Practice Management News

EHR Adoption Does Not Lower Administrative, Medical Billing Costs

Medical billing costs still accounted for up to one-quarter of professional revenue even after certified EHR adoption, researchers found.

Medical billing and EHR adoption

Source: Thinkstock

By Jacqueline LaPointe

- Electronic health records (EHRs) did not reduce insurance-related and medical billing costs despite the federal government’s claims that EHR adoption would lower administrative expenditures, according to a recent Journal of the American Medical Association study.

Administrative costs related to medical billing accounted for as much as one-quarter of professional revenue, researchers from Duke University and Harvard Business School found after studying a large academic medical center with certified EHR technology.

A time-driven, activity-based costing analysis at the North Carolina-based academic medical center showed that the estimated costs of billing and insurance-related activities ranged from $20 for a primary care visit to $215 for an inpatient surgical procedure.

EHR adoption also failed to reduce processing times for medical billing, resulting in higher costs. The study of five healthcare encounters showed the following processing times and estimated costs:

• 13 minutes and $20.49 for a primary care visit

• 32 minutes and $61.54 for a discharged emergency department visit

• 73 minutes and $124.26 for a general inpatient stay

• 75 minutes and $170.40 for an ambulatory surgical procedure

• 100 minutes and $215.10 for an inpatient surgical procedure

Based on the cost estimates, researchers estimated that primary care and emergency department visits accounted for 14.5 percent and 25.2 percent of professional revenue, respectively, followed by 13.4 percent for ambulatory surgical procedures, 8 percent for general medicine inpatient stays, and 3.1 percent for inpatient surgical procedures.

These values are not far off from previous research that shows medical billing costs before EHR adoption were between 10 and 14 percent of revenue.

The findings indicated that EHR adoption failed to live up to its promise of lowering administrative costs by processing medical bills under one system.
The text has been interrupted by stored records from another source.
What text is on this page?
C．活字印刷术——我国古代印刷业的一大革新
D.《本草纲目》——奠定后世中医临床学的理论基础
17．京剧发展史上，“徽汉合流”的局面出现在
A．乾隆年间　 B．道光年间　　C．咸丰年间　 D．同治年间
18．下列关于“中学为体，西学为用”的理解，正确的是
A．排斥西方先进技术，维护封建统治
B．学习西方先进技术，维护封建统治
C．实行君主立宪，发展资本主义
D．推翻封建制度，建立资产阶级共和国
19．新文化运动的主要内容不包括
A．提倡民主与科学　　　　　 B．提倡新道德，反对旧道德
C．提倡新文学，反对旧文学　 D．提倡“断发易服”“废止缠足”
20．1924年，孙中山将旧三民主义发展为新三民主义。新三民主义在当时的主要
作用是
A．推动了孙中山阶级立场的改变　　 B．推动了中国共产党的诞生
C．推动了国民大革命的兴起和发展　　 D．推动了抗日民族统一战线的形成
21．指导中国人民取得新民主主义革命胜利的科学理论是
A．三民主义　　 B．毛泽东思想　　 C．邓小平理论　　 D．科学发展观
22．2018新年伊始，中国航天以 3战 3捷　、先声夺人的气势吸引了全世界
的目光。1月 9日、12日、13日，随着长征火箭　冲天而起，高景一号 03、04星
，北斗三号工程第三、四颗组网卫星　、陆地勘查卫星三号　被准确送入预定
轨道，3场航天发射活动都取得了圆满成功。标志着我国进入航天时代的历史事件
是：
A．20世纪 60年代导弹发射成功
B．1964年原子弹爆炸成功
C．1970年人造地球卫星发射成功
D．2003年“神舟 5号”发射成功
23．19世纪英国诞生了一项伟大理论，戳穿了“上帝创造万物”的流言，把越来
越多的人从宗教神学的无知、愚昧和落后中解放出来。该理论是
Rather, medical billing costs may be just as high or higher after EHR adoption.

“We found no evidence that adoption of these expensive electronic health record systems reduced billing costs related to physician services,” said study author Kevin Schulman of the Duke Clinical Research Institute at the Duke University School of Medicine, and Harvard Business School.

Co-author Robert S. Kaplan of Harvard Business School explained that EHRs were not to blame for high medical billing and insurance-related costs because the academic medical center in the study already achieved significant economies of scale by streamlining all of its medical billing functions within a single system.

“The high costs were not caused by wasteful, inefficient processes, duplicate or redundant tasks, or the inappropriate use of high-wage personnel to perform low-skilled tasks,” he stated.

Instead, researchers pointed to contract variations between hospitals and payers, as well as varying rules and pricing structures by payer. Certified EHR systems have been unable to effectively integrate and manage the complexity of payer contracts.

“To a large degree, the significant administrative costs measured in this study are the consequences of heterogeneous payment requirements across the multiple payers and health plans contracting with the academic health center,” stated study author Barak Richman of the Duke University School of Law and the Duke-Margolis Center for Health Policy. “We need to understand better how complexity is driving these enormous costs within the system, costs that do not add value to patients, employers, or providers.”

Healthcare stakeholders and policymakers should partner to better understand medical billing complexities and how health IT systems can improve value for physicians, instead of adding to their burdens.

“We hope that this work is the first step toward informing policy solutions that could reduce these non-value-added costs largely hidden within the healthcare system,” Schulman stated.